Последнее слово вылетело с таким ядом, что я сама вздрогнула. Он помолчал, и в тишине я услышала, как он глотает воздух: “Это не так. Ты… ты идеальна. Ты прекрасная мать, ты умна, ты всё делаешь правильно…”

И тут во мне что-то оборвалось.

- Правильно? — я вскочила с кровати, и теперь уже он отшатнулся,- Правильно?! Так в чем же дело, Сергей? В чем? Я уставшая, да! Я срываюсь на Лизу, когда у нее истерика из-за уроков. Я забываю купить твой любимый сыр. Я иногда ложусь спать, не смыв тушь, потому что нет сил. Я — живая! А не картинка из твоего мерзкого, вылизанного идеала! Ты что, хотел, чтобы я тоже начала орать и бить посуду? Чтобы было за что меня презирать? Чтобы твоя измена получила хоть какое-то оправдание?

Я задыхалась. Слезы, наконец, подступили, но они были слезами бешенства, жгучими и беспощадными.

- Почему, Серёж?! Почему ты не сказал мне:”Ань, давай сбежим куда-нибудь, как раньше”? Почему не устроил скандал, не сказал, что задыхаешься? Почему не попросил… не попросил помощи? Почему первым твоим порывом было не спасти нас, а предать?!

Мой голос дрожал, но не от жалости к нему. От жалости к нам. К тем, прежним, которые верили, что их любовь — это крепость.

Он стоял, опустив голову. Его силуэт был сгорбленным, побежденным.

- Я не знаю, — прошептал он наконец, и в этом шепоте не было ни актерства, ни пафоса. Только пустота. — Мне было… легко с ней. Не нужно было быть лучше. Не нужно было соответствовать. Это просто… случилось.

- Ничего не "случается"! — выдохнула я, и силы внезапно ушли. Я снова опустилась на кровать. — Ты делаешь шаг. Потом еще один. Ты выбираешь не ответить на мое сообщение. Выбираешь солгать про встречу. Выбираешь снять номер. Ты тысячу раз выбирал ее, а не нас. И каждый раз ты мог остановиться. Мог придти ко мне и сказать: "Мне плохо. Мне страшно. Помоги". Но ты не сделал этого ни разу.

Тишина повисла снова, теперь уже тяжелая, как свинец. Где-то за стеной сладко посапывала Лиза, наша дочь, для которой мир еще держался на двух столпах — маме и папе. И один из этих столпов только что признался, что он — труха.

- Что теперь? — спросил он, и в его голосе впервые прозвучал детский, потерянный страх. Не за меня. За себя.
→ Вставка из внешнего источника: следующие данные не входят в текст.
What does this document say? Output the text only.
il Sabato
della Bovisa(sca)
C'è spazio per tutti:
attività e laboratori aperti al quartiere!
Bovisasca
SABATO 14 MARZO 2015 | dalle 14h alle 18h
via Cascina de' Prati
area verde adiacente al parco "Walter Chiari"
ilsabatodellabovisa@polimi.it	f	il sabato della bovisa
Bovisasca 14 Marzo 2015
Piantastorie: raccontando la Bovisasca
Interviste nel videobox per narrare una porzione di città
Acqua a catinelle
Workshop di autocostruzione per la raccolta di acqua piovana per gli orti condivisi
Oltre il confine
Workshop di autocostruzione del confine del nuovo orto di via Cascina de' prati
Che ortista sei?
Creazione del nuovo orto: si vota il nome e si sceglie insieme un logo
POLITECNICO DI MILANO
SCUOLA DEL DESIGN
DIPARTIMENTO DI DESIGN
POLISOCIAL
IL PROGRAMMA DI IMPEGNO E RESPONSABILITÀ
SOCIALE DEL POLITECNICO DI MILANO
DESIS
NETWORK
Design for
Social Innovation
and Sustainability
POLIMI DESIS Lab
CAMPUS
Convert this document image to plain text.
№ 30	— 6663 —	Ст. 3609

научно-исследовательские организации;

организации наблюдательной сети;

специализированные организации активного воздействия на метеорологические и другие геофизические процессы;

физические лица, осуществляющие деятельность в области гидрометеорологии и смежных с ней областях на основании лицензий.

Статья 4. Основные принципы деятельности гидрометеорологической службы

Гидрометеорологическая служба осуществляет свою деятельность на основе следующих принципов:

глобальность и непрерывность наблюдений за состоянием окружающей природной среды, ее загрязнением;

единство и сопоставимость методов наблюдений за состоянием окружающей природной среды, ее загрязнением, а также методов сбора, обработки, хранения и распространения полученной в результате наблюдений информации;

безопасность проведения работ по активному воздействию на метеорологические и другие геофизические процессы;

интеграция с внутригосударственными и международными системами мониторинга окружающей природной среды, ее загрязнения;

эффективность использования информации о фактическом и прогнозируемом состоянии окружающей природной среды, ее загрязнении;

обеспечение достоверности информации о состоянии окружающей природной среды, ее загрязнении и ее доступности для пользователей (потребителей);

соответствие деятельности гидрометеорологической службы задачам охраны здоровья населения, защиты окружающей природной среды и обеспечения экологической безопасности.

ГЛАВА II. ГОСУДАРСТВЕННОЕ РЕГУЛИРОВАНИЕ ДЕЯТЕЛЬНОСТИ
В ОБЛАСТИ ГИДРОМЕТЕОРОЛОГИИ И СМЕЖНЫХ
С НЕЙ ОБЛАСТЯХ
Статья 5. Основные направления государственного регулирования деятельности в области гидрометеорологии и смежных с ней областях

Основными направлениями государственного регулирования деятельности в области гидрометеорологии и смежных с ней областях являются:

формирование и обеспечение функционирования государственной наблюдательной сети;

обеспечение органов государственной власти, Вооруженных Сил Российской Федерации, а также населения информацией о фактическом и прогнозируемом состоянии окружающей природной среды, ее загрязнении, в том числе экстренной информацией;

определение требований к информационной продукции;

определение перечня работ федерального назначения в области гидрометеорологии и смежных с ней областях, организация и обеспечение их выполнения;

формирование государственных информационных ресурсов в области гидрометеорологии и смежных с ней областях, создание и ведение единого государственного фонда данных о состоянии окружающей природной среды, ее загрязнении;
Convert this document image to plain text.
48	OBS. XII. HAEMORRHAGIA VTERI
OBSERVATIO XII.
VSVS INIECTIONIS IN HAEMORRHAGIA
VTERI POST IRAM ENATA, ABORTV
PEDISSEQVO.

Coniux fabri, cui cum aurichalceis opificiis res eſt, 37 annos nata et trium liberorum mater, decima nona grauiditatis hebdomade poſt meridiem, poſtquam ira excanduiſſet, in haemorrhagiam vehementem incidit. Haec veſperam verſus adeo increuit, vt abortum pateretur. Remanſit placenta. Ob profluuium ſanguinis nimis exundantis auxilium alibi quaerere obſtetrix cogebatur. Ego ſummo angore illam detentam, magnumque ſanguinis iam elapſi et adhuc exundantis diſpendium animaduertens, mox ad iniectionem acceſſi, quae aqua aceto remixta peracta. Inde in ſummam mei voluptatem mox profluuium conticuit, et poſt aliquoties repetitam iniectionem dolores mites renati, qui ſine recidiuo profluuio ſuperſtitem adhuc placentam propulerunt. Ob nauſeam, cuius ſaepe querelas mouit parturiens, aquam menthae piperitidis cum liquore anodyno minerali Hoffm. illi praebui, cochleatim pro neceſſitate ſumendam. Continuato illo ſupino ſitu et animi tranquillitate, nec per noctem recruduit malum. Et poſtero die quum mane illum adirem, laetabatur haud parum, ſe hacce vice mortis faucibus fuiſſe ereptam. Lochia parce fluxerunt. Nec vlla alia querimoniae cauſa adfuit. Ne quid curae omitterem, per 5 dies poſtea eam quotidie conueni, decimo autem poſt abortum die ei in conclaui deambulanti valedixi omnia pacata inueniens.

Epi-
За свое будущее.

- Теперь ты идешь на кухню. Спишь на диване. А завтра… завтра ты находишь в себе остатки совести и думаешь, как сказать нашей дочери, что папа оказался слабым и подлым человеком и уходит жить к тете Кате. И ты не станешь винить в этом меня. Ты не скажешь ей, что мама "не поняла" или "не простила". Ты скажешь, что это твоя вина. Только твоя. Это минимум, что ты можешь сделать.

Я легла, повернувшись к стене, спиной к нему, к тому месту, где он обычно спал. Я сжалась в комок, вжимаясь в матрас, пытаясь занять как можно меньше места в этой вдруг чужой постели. Ждала, что он уйдет, хлопнет дверью, что-то скажет. Но он просто стоял. Минуту. Две. Потом я услышала, как он тихо вышел и прикрыл дверь.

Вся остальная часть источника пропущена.